A thousand questions bounced around his head as he decided to lean back on his heels. Sluice be damned, he can't walk like this.
He inhaled to prepare himself but moved just enough for the river to produce the first drops of a waterfall. A tiny water feature on his face.
His eyes grew wide as he realized what was about to happen. "PLOP," the droplet sounded like his phone at full volume in a movie theater. He was in trouble.
The moaning started again with almost an instantaneous reaction, moving faster this time.
"Oh hell. Jeannine!"
He took off, running down the hallway, repeating the directions. Jeannine had made it to the elevator before she saw Marty running at full force, tracking brown footprints behind him.
"We gotta go!"
Jeannine didn't wait to be followed; she immediately took off. Following Marty and passing him, she grabbed his scrub top and yanked him into one of a million rooms that looked the same.
With their hands on their knees, they breathed in the stale air; the combination of computer ink, aged potpourri, and antiseptic was just as unnerving as it was unavoidable.
"Jeannine? Marty?" A soft voice warbled behind the stack of books. "Is that you?"
"Mavis!" Jeannine screeched out between breaths. "We're in trouble."
"Code Orange, Code Green!" Marty panted as he tried to give the information he was in charge of.
"What's going on?" Mavis rushed to bring them back down. She sprung into action, pouring water into tiny hollow paper cones.
"Mavis, there's something on the floor wailing. I've never seen anything like it." Jeannine slumped to the floor head in hand.
"Describe it to me," Mavis seemed highly unbothered as she pushed her glasses higher up on her nose. Her hair piled on her head like a salt and pepper bird's nest.

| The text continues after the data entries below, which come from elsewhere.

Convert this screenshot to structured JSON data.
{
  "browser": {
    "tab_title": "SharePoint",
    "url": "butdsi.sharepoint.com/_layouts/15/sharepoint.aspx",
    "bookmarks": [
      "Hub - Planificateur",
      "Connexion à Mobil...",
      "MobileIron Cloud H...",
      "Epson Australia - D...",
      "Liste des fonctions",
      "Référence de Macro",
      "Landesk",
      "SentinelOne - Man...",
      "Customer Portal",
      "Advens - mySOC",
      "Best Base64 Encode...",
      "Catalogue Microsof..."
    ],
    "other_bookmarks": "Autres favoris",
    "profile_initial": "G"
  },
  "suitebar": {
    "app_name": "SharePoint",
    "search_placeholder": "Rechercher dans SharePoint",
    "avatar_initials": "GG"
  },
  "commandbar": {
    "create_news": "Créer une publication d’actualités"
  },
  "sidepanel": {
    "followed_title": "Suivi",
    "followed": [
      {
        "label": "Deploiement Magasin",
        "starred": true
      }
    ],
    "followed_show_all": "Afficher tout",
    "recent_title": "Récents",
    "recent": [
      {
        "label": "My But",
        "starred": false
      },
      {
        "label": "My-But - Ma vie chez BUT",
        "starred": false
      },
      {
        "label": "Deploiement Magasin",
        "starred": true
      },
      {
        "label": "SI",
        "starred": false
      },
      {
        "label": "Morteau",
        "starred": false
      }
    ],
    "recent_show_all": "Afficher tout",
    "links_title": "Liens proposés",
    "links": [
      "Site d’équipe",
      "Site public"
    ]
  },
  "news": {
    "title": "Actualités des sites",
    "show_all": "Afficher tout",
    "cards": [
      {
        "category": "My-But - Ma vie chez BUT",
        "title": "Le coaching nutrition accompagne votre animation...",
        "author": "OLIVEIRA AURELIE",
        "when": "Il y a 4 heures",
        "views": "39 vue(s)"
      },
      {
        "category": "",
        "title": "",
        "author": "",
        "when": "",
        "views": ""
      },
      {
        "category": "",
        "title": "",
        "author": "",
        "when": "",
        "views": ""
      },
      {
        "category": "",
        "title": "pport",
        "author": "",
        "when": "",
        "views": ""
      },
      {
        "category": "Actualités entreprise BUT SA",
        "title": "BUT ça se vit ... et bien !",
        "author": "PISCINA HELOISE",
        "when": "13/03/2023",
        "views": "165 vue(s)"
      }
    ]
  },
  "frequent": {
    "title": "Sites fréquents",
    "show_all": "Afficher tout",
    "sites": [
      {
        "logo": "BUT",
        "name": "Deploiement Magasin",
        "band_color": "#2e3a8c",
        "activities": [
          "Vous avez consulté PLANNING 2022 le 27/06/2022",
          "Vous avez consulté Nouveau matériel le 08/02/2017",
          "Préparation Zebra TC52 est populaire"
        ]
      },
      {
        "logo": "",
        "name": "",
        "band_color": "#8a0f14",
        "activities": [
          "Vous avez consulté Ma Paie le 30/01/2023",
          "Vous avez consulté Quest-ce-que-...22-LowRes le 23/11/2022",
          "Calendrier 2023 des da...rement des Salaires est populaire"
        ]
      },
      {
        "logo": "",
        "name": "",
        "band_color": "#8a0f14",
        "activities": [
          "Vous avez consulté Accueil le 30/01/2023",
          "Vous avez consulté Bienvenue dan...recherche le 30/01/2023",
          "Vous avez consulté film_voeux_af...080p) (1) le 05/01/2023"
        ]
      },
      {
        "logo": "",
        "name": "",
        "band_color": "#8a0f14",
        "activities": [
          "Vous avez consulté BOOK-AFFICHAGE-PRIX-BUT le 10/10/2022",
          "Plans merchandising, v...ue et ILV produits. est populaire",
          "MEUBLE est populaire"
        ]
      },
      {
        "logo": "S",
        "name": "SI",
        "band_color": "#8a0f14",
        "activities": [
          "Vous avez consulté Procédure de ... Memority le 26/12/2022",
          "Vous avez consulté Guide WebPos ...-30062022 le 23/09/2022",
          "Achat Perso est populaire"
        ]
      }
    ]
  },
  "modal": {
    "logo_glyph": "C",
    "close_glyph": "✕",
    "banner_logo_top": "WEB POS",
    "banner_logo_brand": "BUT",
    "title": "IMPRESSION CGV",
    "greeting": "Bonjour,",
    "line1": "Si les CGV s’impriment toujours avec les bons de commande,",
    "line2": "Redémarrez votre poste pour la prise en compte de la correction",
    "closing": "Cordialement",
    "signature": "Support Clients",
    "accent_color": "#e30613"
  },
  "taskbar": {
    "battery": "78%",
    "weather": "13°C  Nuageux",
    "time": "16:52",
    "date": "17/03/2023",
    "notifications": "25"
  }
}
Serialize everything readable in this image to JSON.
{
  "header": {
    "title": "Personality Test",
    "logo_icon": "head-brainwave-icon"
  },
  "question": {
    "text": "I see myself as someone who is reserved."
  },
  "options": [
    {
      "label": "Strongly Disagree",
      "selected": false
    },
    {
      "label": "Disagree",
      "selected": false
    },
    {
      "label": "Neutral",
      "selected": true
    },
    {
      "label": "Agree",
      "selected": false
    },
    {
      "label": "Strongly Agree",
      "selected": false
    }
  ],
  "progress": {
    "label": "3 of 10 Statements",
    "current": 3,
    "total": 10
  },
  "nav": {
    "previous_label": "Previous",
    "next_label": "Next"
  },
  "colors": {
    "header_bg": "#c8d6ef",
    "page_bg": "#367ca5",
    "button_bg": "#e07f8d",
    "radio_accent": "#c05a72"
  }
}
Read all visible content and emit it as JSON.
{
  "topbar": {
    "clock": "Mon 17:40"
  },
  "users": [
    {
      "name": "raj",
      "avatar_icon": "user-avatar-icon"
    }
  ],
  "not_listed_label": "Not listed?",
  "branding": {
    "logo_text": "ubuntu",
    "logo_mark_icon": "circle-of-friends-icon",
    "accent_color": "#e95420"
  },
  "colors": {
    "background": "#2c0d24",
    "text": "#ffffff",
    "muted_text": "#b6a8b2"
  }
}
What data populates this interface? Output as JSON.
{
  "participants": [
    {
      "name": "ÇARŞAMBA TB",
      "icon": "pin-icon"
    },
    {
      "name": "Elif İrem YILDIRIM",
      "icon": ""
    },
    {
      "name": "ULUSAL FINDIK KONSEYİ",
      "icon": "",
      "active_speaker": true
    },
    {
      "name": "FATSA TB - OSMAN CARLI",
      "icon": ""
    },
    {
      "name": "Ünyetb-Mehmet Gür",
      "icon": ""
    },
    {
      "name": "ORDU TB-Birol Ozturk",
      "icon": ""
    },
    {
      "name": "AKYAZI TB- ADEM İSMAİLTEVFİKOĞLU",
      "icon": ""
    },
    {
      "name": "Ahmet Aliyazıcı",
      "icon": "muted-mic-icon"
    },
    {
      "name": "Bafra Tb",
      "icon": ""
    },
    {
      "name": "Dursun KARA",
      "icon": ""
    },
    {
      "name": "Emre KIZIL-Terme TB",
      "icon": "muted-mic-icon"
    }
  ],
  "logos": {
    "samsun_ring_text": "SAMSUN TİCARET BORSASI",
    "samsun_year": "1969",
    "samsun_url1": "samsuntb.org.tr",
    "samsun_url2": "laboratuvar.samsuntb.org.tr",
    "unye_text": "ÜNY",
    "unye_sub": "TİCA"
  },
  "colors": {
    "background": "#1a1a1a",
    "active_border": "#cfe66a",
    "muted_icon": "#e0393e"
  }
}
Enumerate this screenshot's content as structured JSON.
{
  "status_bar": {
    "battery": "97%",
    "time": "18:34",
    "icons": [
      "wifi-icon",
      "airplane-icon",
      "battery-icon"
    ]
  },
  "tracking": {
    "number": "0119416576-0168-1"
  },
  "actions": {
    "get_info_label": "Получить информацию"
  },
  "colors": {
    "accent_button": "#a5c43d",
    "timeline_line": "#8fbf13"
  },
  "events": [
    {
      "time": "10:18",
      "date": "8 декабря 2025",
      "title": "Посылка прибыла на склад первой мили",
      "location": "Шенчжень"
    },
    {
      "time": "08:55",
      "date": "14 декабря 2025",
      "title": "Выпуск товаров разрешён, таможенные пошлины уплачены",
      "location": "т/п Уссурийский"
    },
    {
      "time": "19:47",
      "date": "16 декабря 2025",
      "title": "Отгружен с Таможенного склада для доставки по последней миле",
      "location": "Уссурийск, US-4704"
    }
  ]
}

Marty and Jeannine took turns explaining what they saw. Mavis didn't change her facial features once, allowing them to fully engage with her as a listener.
Once they finished, Marty added, "And that's why we came here; we have to tell someone. This is bad."
Mavis sat at her desk chair and scooted it over to them. She had to be seated for this.
"Marty, Jeannine, this is a measles outbreak."
After sitting in shock for a second, Jeannine was the first to speak: "You mean, those are people out there?"
"Yes, and we don't have any treatment for them. The department in charge was destroyed, and the VC firm told me that measles is eradicated, so we cannot get what we need."
Marty sat in silence as the color drained from his face. "So...what do we do?"
Mavis stood, smoothed her skirt, adjusted her glasses, and grabbed her purse. "We go home to our families. I'll alert the firm when they reach out and tell them it was my call."
Jeannine sprung to her feet. "No! I won't let you do that."
Mavis held up her hand and said, "Jeannine, I've been here 30 years and they want me gone. You and Marty have too much time left, or not enough if the world is going where I think it is. Go home. Live to fight another day."
Jeannine burst into tears, "No! This is a hospital; we're supposed to care for people!"
Mavis held her face, letting her melt into her soft hands, "You're right, baby. You're right. But we cannot take care of those people. We don't have the tools, the resources, or the pay to make that happen."
Marty stared silently, watching the scene unfold while staring at the gross on his feet. He quickly wiped it off with his socks and threw them away.
Mavis looked at both of them and grabbed each of their hands. "We took an oath, but so did everyone else, and they broke theirs."
Jeannine was fully sobbing now as the realization washed over her.
Mavis looked at Marty, "You can't play a game by the rules, when everyone else threw them away. There's no winning in that - for anyone, but especially you."
Mavis ushered them outside and ambled to her sedan in the mostly empty parking lot. Jeannine gave Marty a hug before grabbing his shoulders and saying between sobs, "Be careful, ok?"
Marty nodded solemnly, and with a smile they both knew was fake, he jabbed at her shoulder with a playful punch and said, "You too."
He made his way to the bench just outside the hospital doors as the sobs took over. Gasping. Knowing. There weren't enough doors to keep them from what was coming next.